My research has showed that everything that I do now, with the possible exception of video editing, can be done just as well on a Mac if not better.

Windows Media Player plays the AVCHD files straight from the camera just fine and even de-interlaces them properly. I can then use Sony Vegas movie studio to edit them and export them as a interlaced file that also plays well in Windows Media Player. I choose to leave the files interlaced because I like the smooth motion. These files converted to 30P looks "choppy" to me, so I leave them as 60i.

What kind of experience should I expect on a Mac? From what I read raw AVCHD files are not supported and I would need to convert them to watch or edit them. I have many hours of AVCHD footage already and it would be very impractical to convert everyone of them so that they can be watched.

I have thought VLC or MPlayerX would play them and deinterlace them properly. Is this correct? I have also read that iMovie will automatically convert AVCHD files to 30P. Is this also correct? How does FCPX handle AVCHD on import and export? if I find that I will have a smooth AVCHD experience I will almost certainly go Mac for my next PC.
 

jonutarr

macrumors regular
Sep 1, 2006
209
0
OZ
VLC plays my AVCHD files straight from the camera and if I need to edit them "Media Converter" app converts them very fast without hassle

it's a little bothersome & I was worried about it but in practice its no big deal
 

cgbier

macrumors 6502a
Jun 6, 2011
933
2
As long as you copy your whole SD card, with the file structure intact, to your computer, you'll do fine.

FCP X can work "natively" with AVCHD. However, this is not advised. You'll be glad that FCP X offers you to transcode your footage to an intra-frame codec (ProRes), which makes editing much more fluid.

ACVHD is a delivery codec, not really meant for editing. Even Vegas is transcoding that stuff (smart render or what it is called).
 

floh

macrumors 6502
Nov 28, 2011
460
2
Stuttgart, Germany
Almost everything has already been said: VLC can play AVCHD files, but they are actually not meant for playing. You can import them into iMovie as well as FCPX. iMovie will automatically convert them, FCPX can handle them natively if you want it to, or convert them.

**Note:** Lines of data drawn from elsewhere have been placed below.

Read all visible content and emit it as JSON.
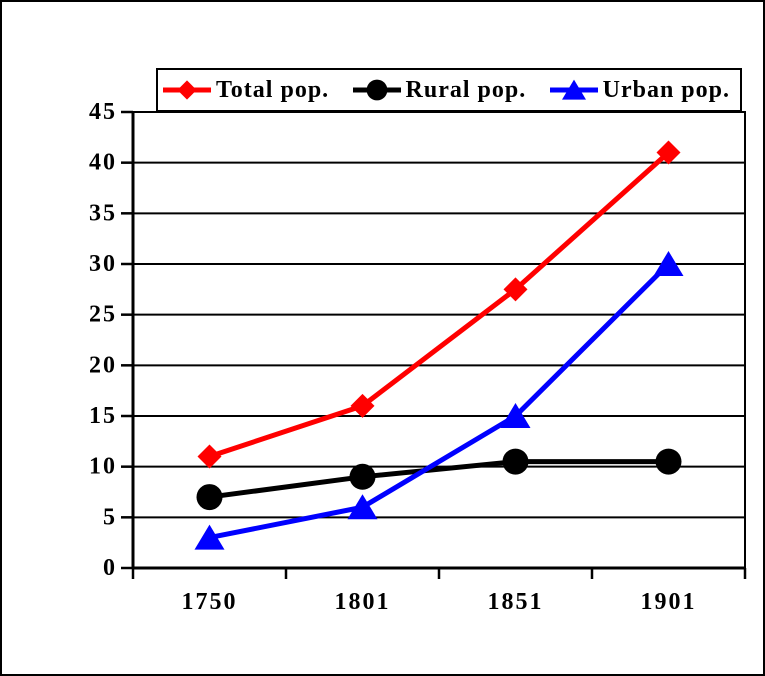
{
  "chart_data": {
    "type": "line",
    "title": "",
    "xlabel": "",
    "ylabel": "",
    "categories": [
      "1750",
      "1801",
      "1851",
      "1901"
    ],
    "series": [
      {
        "name": "Total pop.",
        "color": "#ff0000",
        "marker": "diamond",
        "values": [
          11,
          16,
          27.5,
          41
        ]
      },
      {
        "name": "Rural pop.",
        "color": "#000000",
        "marker": "circle",
        "values": [
          7,
          9,
          10.5,
          10.5
        ]
      },
      {
        "name": "Urban pop.",
        "color": "#0000ff",
        "marker": "triangle",
        "values": [
          3,
          6,
          15,
          30
        ]
      }
    ],
    "ylim": [
      0,
      45
    ],
    "ytick_step": 5,
    "yticks": [
      0,
      5,
      10,
      15,
      20,
      25,
      30,
      35,
      40,
      45
    ],
    "grid": "horizontal",
    "grid_color": "#000000",
    "axis_color": "#000000",
    "background": "#ffffff",
    "legend_position": "top",
    "line_width": 5
  }
}
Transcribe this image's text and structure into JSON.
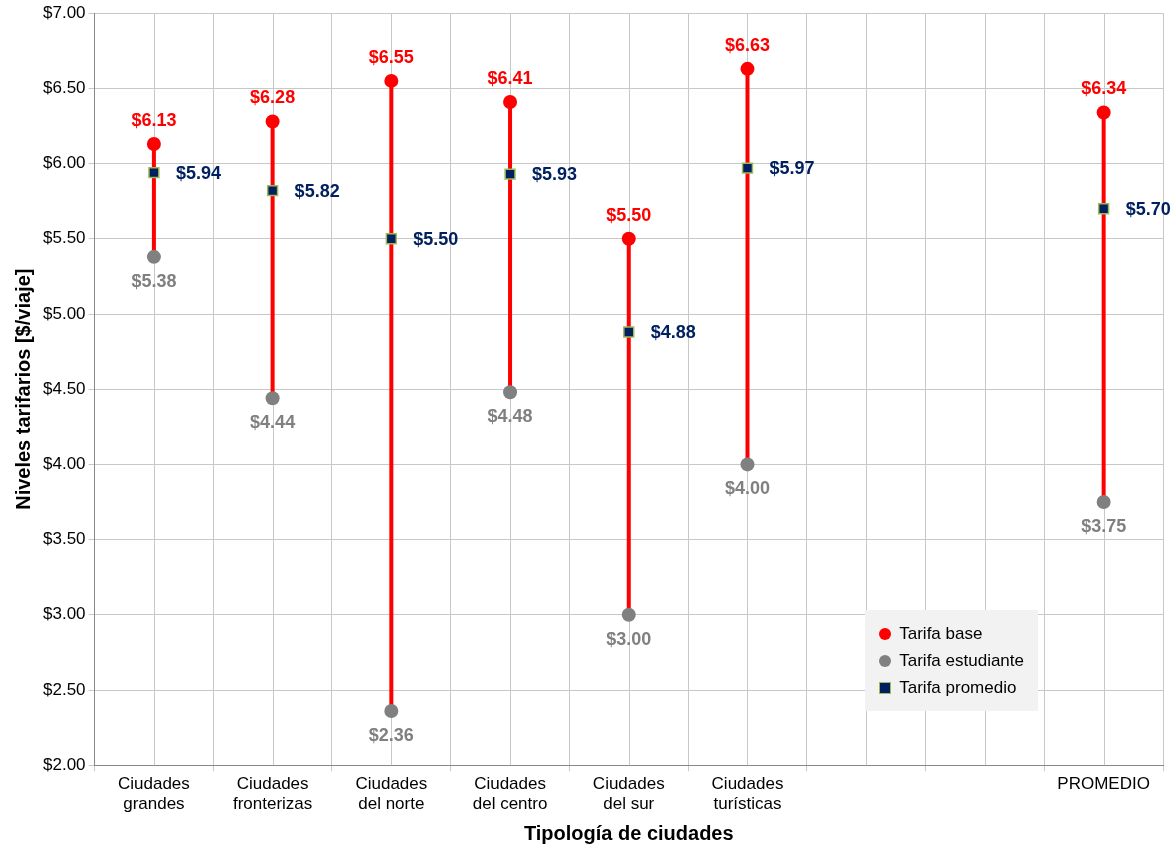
{
  "chart_data": {
    "type": "scatter",
    "xlabel": "Tipología de ciudades",
    "ylabel": "Niveles tarifarios [$/viaje]",
    "categories": [
      "Ciudades grandes",
      "Ciudades fronterizas",
      "Ciudades del norte",
      "Ciudades del centro",
      "Ciudades del sur",
      "Ciudades turísticas",
      null,
      null,
      "PROMEDIO"
    ],
    "ylim": [
      2,
      7
    ],
    "yticks": [
      {
        "value": 2,
        "label": "$2.00"
      },
      {
        "value": 2.5,
        "label": "$2.50"
      },
      {
        "value": 3,
        "label": "$3.00"
      },
      {
        "value": 3.5,
        "label": "$3.50"
      },
      {
        "value": 4,
        "label": "$4.00"
      },
      {
        "value": 4.5,
        "label": "$4.50"
      },
      {
        "value": 5,
        "label": "$5.00"
      },
      {
        "value": 5.5,
        "label": "$5.50"
      },
      {
        "value": 6,
        "label": "$6.00"
      },
      {
        "value": 6.5,
        "label": "$6.50"
      },
      {
        "value": 7,
        "label": "$7.00"
      }
    ],
    "grid": true,
    "legend": "bottom right",
    "series": [
      {
        "name": "Tarifa base",
        "color": "#ff0000",
        "marker": "circle",
        "values": [
          6.13,
          6.28,
          6.55,
          6.41,
          5.5,
          6.63,
          null,
          null,
          6.34
        ],
        "value_labels": [
          "$6.13",
          "$6.28",
          "$6.55",
          "$6.41",
          "$5.50",
          "$6.63",
          null,
          null,
          "$6.34"
        ]
      },
      {
        "name": "Tarifa estudiante",
        "color": "#808080",
        "marker": "circle",
        "values": [
          5.38,
          4.44,
          2.36,
          4.48,
          3.0,
          4.0,
          null,
          null,
          3.75
        ],
        "value_labels": [
          "$5.38",
          "$4.44",
          "$2.36",
          "$4.48",
          "$3.00",
          "$4.00",
          null,
          null,
          "$3.75"
        ]
      },
      {
        "name": "Tarifa promedio",
        "color": "#002060",
        "marker": "square",
        "values": [
          5.94,
          5.82,
          5.5,
          5.93,
          4.88,
          5.97,
          null,
          null,
          5.7
        ],
        "value_labels": [
          "$5.94",
          "$5.82",
          "$5.50",
          "$5.93",
          "$4.88",
          "$5.97",
          null,
          null,
          "$5.70"
        ]
      }
    ]
  }
}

cgbier said that it is not advised to use H.264 footage in FCPX for editing, since a lot of frames have to be interpolated and it will challenge your CPU if you skip through stuff quickly and have a fast paced workflow.

However, I want to add that I personally like to split my footage into two types: I usually know what I want to do with the footage when I import it from my camera and can decide directly on import whether I want FCPX to transcode it or not.
If I want to do some major editing, lots of exact cuts and spooling through footage, with effects and compositing applied, and if the project overall is a bigger and more complicated one, I would always convert the footage on import, since it will save me tons of frustration later.
However, I often times have footage (e.g. recording from a concert, some trial shots, interviews, ...) that I know I will just watch once, cut very rough and then export, without a lot of color grading and visual extravaganza. Those kinds of video I usually don't convert and just edit as is. Even my laptop is strong enough for such simple tasks on H.264 codecs, and it saves me lots of disk space (oh my god, HD video files are huge...).